Let’s think like guys who invented the index. DB2 (or you) knows information about location of each table record on the hard drive. You can retrieve all records from the hard drive, go through them individually, get the DEPARTMENT value, compare it to “Support”, and get list of the records you interested in. Problem solved. However, you are getting claims from the users that it takes too much time to get the results. How can you improve it?
What if you can store somewhere just a DEPARTMENT value and location of the record on the hard drive? Since this is a very small subset of the data, it will take less resources to scan the hard drive and locate the records you need quickly. You have just invented an index. Additionally, indexes can be presorted and compressed for even more performance improvements.
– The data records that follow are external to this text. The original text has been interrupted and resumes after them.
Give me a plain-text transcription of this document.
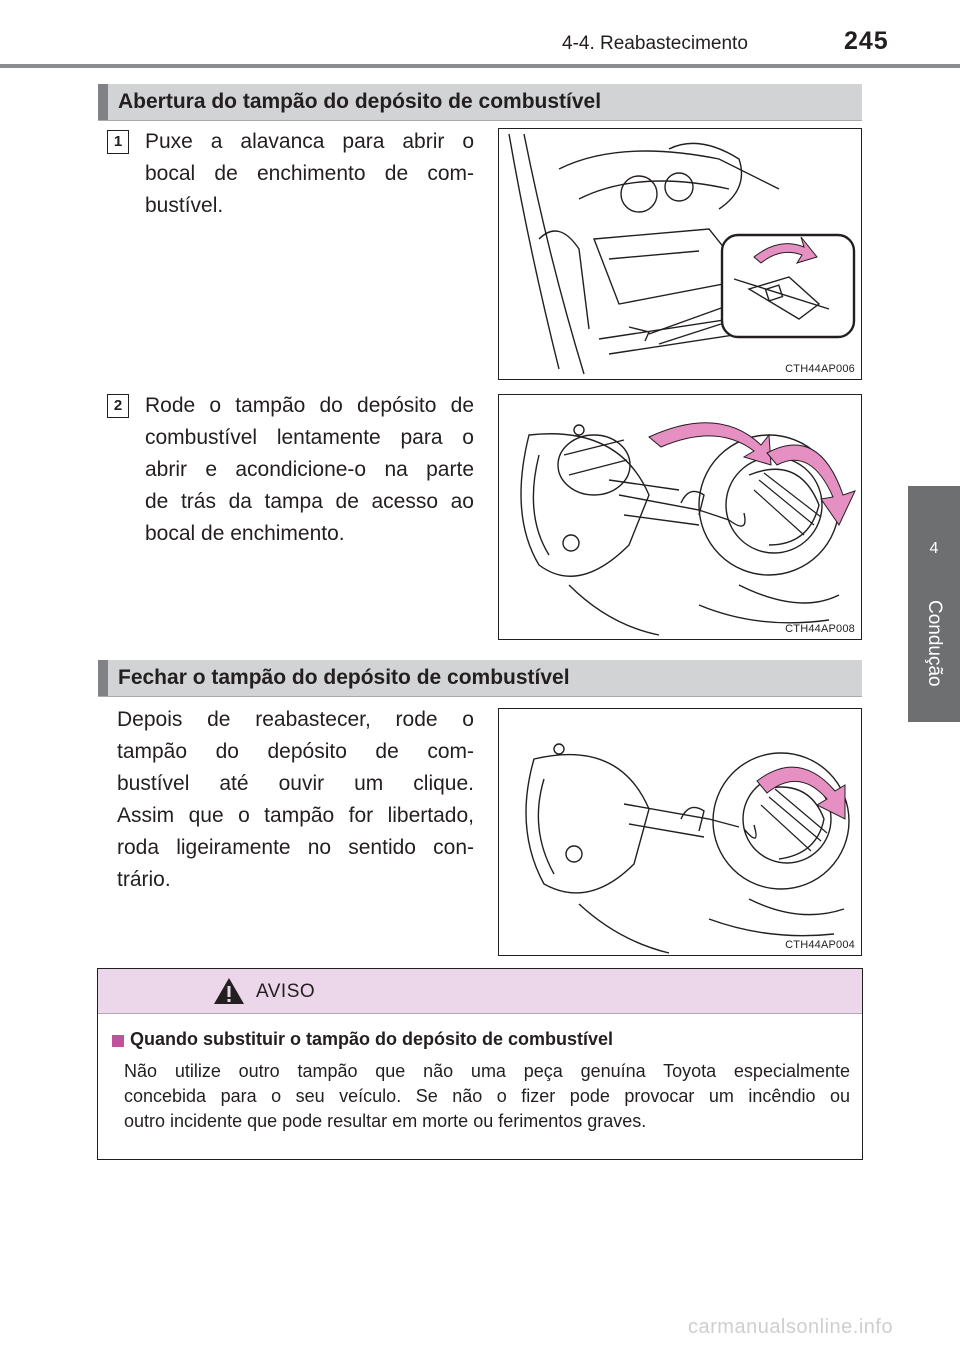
4-4. Reabastecimento	245
4
Condução
Abertura do tampão do depósito de combustível
1	Puxe a alavanca para abrir o
bocal de enchimento de com-
bustível.
CTH44AP006
2	Rode o tampão do depósito de
combustível lentamente para o
abrir e acondicione-o na parte
de trás da tampa de acesso ao
bocal de enchimento.
CTH44AP008
Fechar o tampão do depósito de combustível
Depois de reabastecer, rode o
tampão do depósito de com-
bustível até ouvir um clique.
Assim que o tampão for libertado,
roda ligeiramente no sentido con-
trário.
CTH44AP004
AVISO
Quando substituir o tampão do depósito de combustível
Não utilize outro tampão que não uma peça genuína Toyota especialmente
concebida para o seu veículo. Se não o fizer pode provocar um incêndio ou
outro incidente que pode resultar em morte ou ferimentos graves.
carmanualsonline.info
In the TABLE, rows are stored without any particular order.
In the INDEX you can see that DEPRATMENT column values are stored in alphanumeric order. It is very easy to get all the records that belong to “Support” department. You know that you need TABLE records with row indexes (RID) 1 and 5 only.
So, what is an index? Index is kind of a small system table, with two columns: column(s) value, which is called KEY, and pointer to physical location of the corresponding record. An important note here is that the real column value is not stored in index as plain text. It is compressed and hashed. A wisely created index will always improve query execution in hundreds if not thousand times over non-indexed records.
How index helps?
- Index provides fast and efficient method to locate specific records in a table. It reduces execution time of a query.
- Index stores data in logical order instead of physical. Key values are stored in ascending or descending order. It eliminates need to SORT values during query processing.
- Index improves concurrency of the transactions. Records in the table can be located faster, as a result acquired locks will be released faster.
How many indexes do you need?
It is absolutely up to you. Index definitely brings performance improvements, but there are two things to be aware of:
First of all, when you create an index, you “duplicate” a column value in another place. This means, when you create an index for each column you use the same amount of space as the original table, plus some space to store data for record pointer for each index. So, space used by all indexes can be more than the size of the original table.
Secondly, problems appear when you create or update records in a table. Each update means that the index should be updated as well. If you have 10 indexes – DB2 will update them first and only then will proceed with update of the modified record. It forces your hard disk to find 10 small index tables, read them, and write changes back before it updates one original table record. A busy hard disk is a performance enemy.
Can index kill your performance?
The most common answer is yes. But, is this always true? My answer is – not really. Let’s run some simple performance tests to verify my position
Performance test:
For this test I chose a table with 300,000 records.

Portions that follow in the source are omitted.